Am Fuß des Ätna bebt die Erde – und Experten warnen: Die Kräfte im Untergrund sind noch lange nicht zur Ruhe gekommen.
In der sizilianischen Provinz Catania hat sich ein Erdbeben der Stärke 4,5 ereignet – mit dem Epizentrum in unmittelbarer Nähe des Vulkans Ätna.
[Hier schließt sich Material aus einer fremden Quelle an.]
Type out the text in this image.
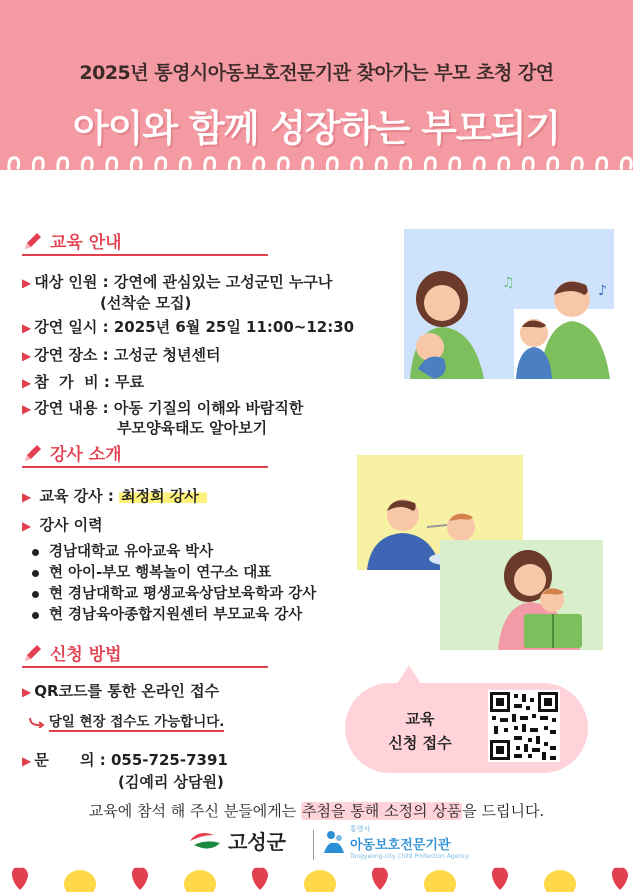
2025년 통영시아동보호전문기관 찾아가는 부모 초청 강연
아이와 함께 성장하는 부모되기
교육 안내
▶ 대상 인원 : 강연에 관심있는 고성군민 누구나
(선착순 모집)
▶ 강연 일시 : 2025년 6월 25일 11:00~12:30
▶ 강연 장소 : 고성군 청년센터
▶ 참  가  비 : 무료
▶ 강연 내용 : 아동 기질의 이해와 바람직한
부모양육태도 알아보기
♫	♪
강사 소개
▶ 교육 강사 : 최정희 강사
▶ 강사 이력
경남대학교 유아교육 박사
현 아이-부모 행복놀이 연구소 대표
현 경남대학교 평생교육상담보육학과 강사
현 경남육아종합지원센터 부모교육 강사
신청 방법
▶ QR코드를 통한 온라인 접수
당일 현장 접수도 가능합니다.
▶ 문      의 : 055-725-7391
(김예리 상담원)
교육
신청 접수
교육에 참석 해 주신 분들에게는 추첨을 통해 소정의 상품을 드립니다.
고성군
통영시
아동보호전문기관
Tongyeong-city Child Protection Agency
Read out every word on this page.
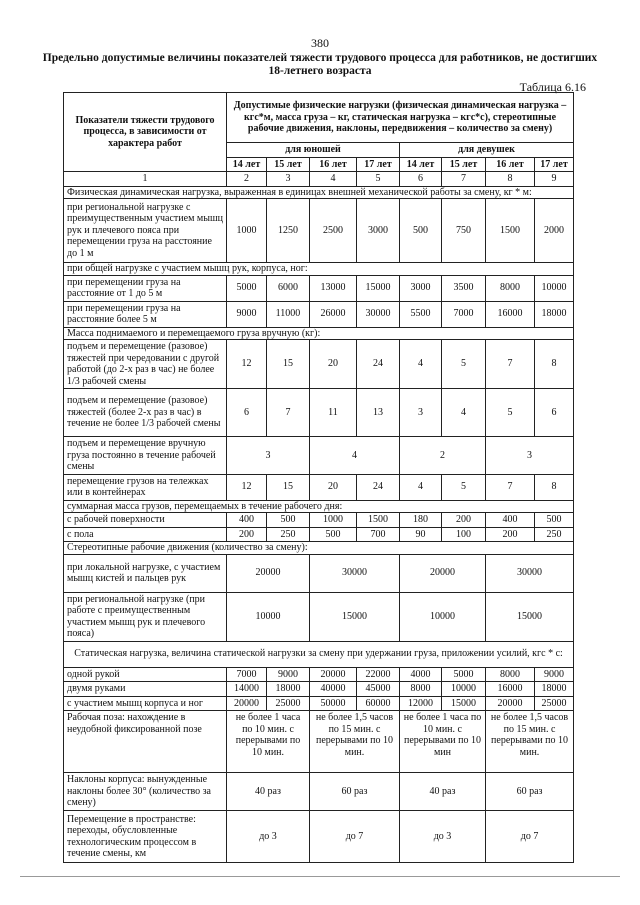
380
Предельно допустимые величины показателей тяжести трудового процесса для работников, не достигших 18-летнего возраста
Таблица 6.16
Показатели тяжести трудового процесса, в зависимости от характера работ	Допустимые физические нагрузки (физическая динамическая нагрузка – кгс*м, масса груза – кг, статическая нагрузка – кгс*с), стереотипные рабочие движения, наклоны, передвижения – количество за смену)							
	для юношей				для девушек			
	14 лет	15 лет	16 лет	17 лет	14 лет	15 лет	16 лет	17 лет
1	2	3	4	5	6	7	8	9
Физическая динамическая нагрузка, выраженная в единицах внешней механической работы за смену, кг * м:								
при региональной нагрузке с преимущественным участием мышц рук и плечевого пояса при перемещении груза на расстояние до 1 м	1000	1250	2500	3000	500	750	1500	2000
при общей нагрузке с участием мышц рук, корпуса, ног:								
при перемещении груза на расстояние от 1 до 5 м	5000	6000	13000	15000	3000	3500	8000	10000
при перемещении груза на расстояние более 5 м	9000	11000	26000	30000	5500	7000	16000	18000
Масса поднимаемого и перемещаемого груза вручную (кг):								
подъем и перемещение (разовое) тяжестей при чередовании с другой работой (до 2-х раз в час) не более 1/3 рабочей смены	12	15	20	24	4	5	7	8
подъем и перемещение (разовое) тяжестей (более 2-х раз в час) в течение не более 1/3 рабочей смены	6	7	11	13	3	4	5	6
подъем и перемещение вручную груза постоянно в течение рабочей смены	3		4		2		3	
перемещение грузов на тележках или в контейнерах	12	15	20	24	4	5	7	8
суммарная масса грузов, перемещаемых в течение рабочего дня:								
с рабочей поверхности	400	500	1000	1500	180	200	400	500
с пола	200	250	500	700	90	100	200	250
Стереотипные рабочие движения (количество за смену):								
при локальной нагрузке, с участием мышц кистей и пальцев рук	20000		30000		20000		30000	
при региональной нагрузке (при работе с преимущественным участием мышц рук и плечевого пояса)	10000		15000		10000		15000	
Статическая нагрузка, величина статической нагрузки за смену при удержании груза, приложении усилий, кгс * с:								
одной рукой	7000	9000	20000	22000	4000	5000	8000	9000
двумя руками	14000	18000	40000	45000	8000	10000	16000	18000
с участием мышц корпуса и ног	20000	25000	50000	60000	12000	15000	20000	25000
Рабочая поза: нахождение в неудобной фиксированной позе	не более 1 часа по 10 мин. с перерывами по 10 мин.		не более 1,5 часов по 15 мин. с перерывами по 10 мин.		не более 1 часа по 10 мин. с перерывами по 10 мин		не более 1,5 часов по 15 мин. с перерывами по 10 мин.	
Наклоны корпуса: вынужденные наклоны более 30° (количество за смену)	40 раз		60 раз		40 раз		60 раз	
Перемещение в пространстве: переходы, обусловленные технологическим процессом в течение смены, км	до 3		до 7		до 3		до 7	
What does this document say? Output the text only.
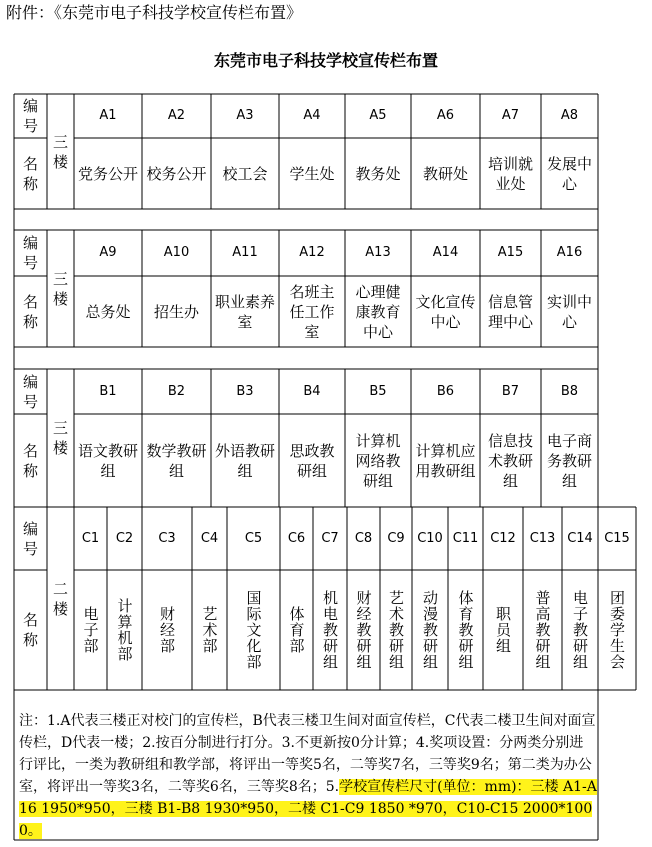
附件：《东莞市电子科技学校宣传栏布置》
东莞市电子科技学校宣传栏布置
编
号
名
称
三
楼
A1
党务公开
A2
校务公开
A3
校工会
A4
学生处
A5
教务处
A6
教研处
A7
培训就业处
A8
发展中心
编
号
名
称
三
楼
A9
总务处
A10
招生办
A11
职业素养室
A12
名班主任工作室
A13
心理健康教育中心
A14
文化宣传中心
A15
信息管理中心
A16
实训中心
编
号
名
称
三
楼
B1
语文教研组
B2
数学教研组
B3
外语教研组
B4
思政教研组
B5
计算机网络教研组
B6
计算机应用教研组
B7
信息技术教研组
B8
电子商务教研组
编
号
名
称
二
楼
C1
电子部
C2
计算机部
C3
财经部
C4
艺术部
C5
国际文化部
C6
体育部
C7
机电教研组
C8
财经教研组
C9
艺术教研组
C10
动漫教研组
C11
体育教研组
C12
职员组
C13
普高教研组
C14
电子教研组
C15
团委学生会
注：1.A代表三楼正对校门的宣传栏，B代表三楼卫生间对面宣传栏，C代表二楼卫生间对面宣传栏，D代表一楼；2.按百分制进行打分。3.不更新按0分计算；4.奖项设置：分两类分别进行评比，一类为教研组和教学部，将评出一等奖5名，二等奖7名，三等奖9名；第二类为办公室，将评出一等奖3名，二等奖6名，三等奖8名；5.学校宣传栏尺寸(单位：mm)：三楼 A1-A16 1950*950，三楼 B1-B8 1930*950，二楼 C1-C9 1850 *970，C10-C15 2000*1000。
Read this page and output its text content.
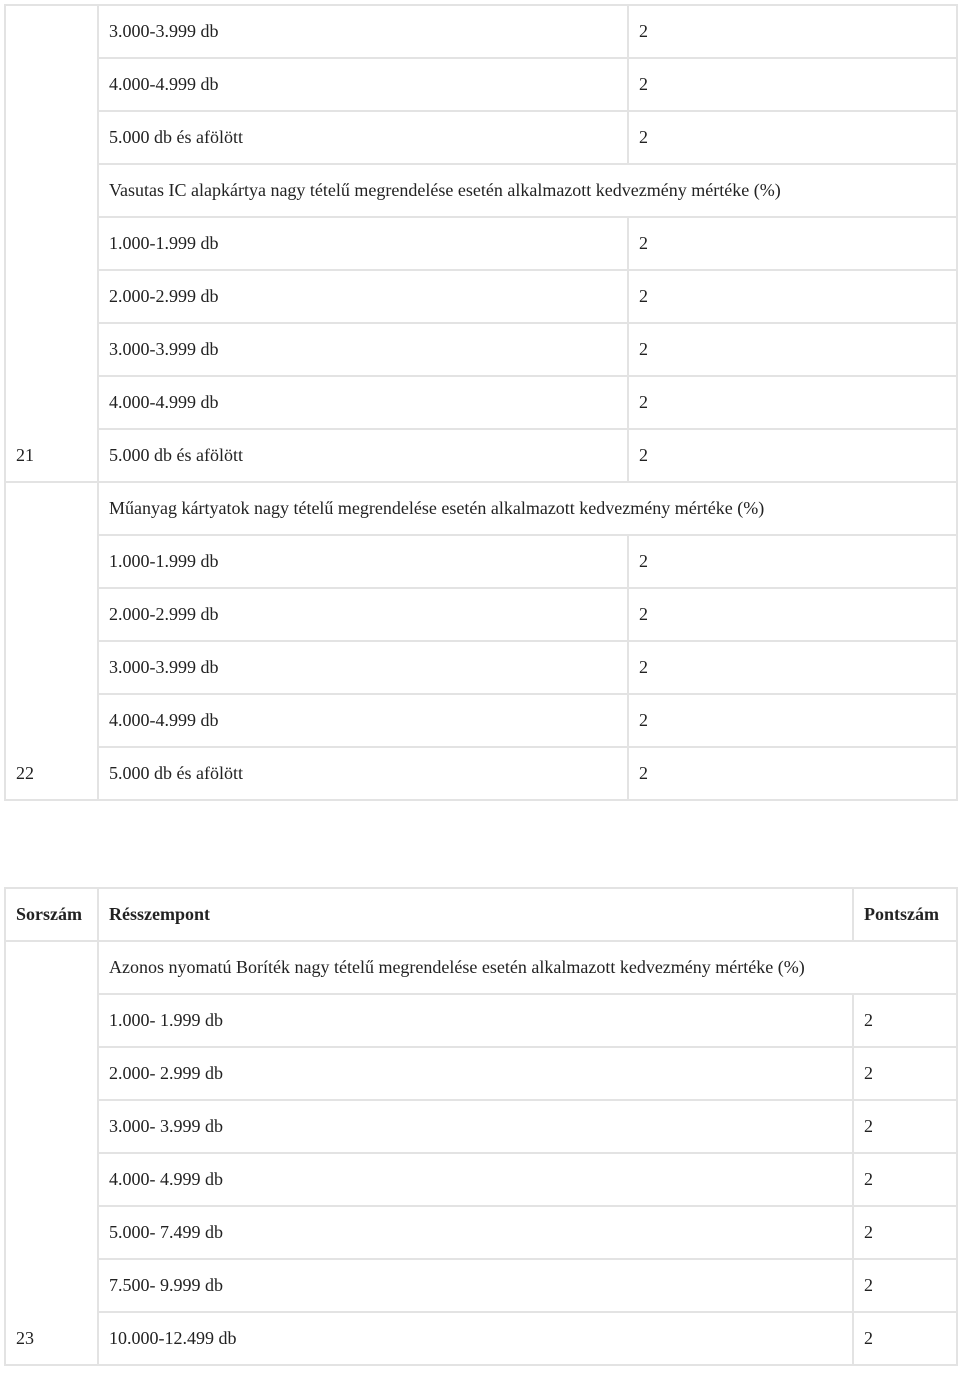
21	3.000-3.999 db	2
	4.000-4.999 db	2
	5.000 db és afölött	2
	Vasutas IC alapkártya nagy tételű megrendelése esetén alkalmazott kedvezmény mértéke (%)	
	1.000-1.999 db	2
	2.000-2.999 db	2
	3.000-3.999 db	2
	4.000-4.999 db	2
	5.000 db és afölött	2
22	Műanyag kártyatok nagy tételű megrendelése esetén alkalmazott kedvezmény mértéke (%)	
	1.000-1.999 db	2
	2.000-2.999 db	2
	3.000-3.999 db	2
	4.000-4.999 db	2
	5.000 db és afölött	2
Sorszám	Résszempont	Pontszám
23	Azonos nyomatú Boríték nagy tételű megrendelése esetén alkalmazott kedvezmény mértéke (%)	
	1.000- 1.999 db	2
	2.000- 2.999 db	2
	3.000- 3.999 db	2
	4.000- 4.999 db	2
	5.000- 7.499 db	2
	7.500- 9.999 db	2
	10.000-12.499 db	2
Spürbar waren die Erschütterungen auch in den benachbarten Provinzen Messina und Syrakus, Schäden wurden jedoch keine gemeldet.
Beben am Ätna
Das Zentrum des Bebens wurde nordwestlich der Gemeinde Ragalna in einer Tiefe von rund 3,8 Kilometern lokalisiert, wie das Institut für Geophysik und Vulkanologie (INGV) mitteilte. Fachleute gehen davon aus, dass die tektonischen Spannungen im Untergrund des Vulkans weiterhin nicht vollständig abgebaut sind. Der Ätna zählt zu den aktivsten Vulkanen weltweit und ist für seine regelmäßigen Eruptionen bekannt.
Kroatiens Erschütterungen
Ebenfalls seismische Aktivität verzeichnete am Dienstag Kroatien: Ein Beben der Stärke 3,3 erschütterte die Region rund um Sisak, wobei die Erschütterungen bis in die rund 46 Kilometer entfernte Hauptstadt Zagreb wahrnehmbar waren.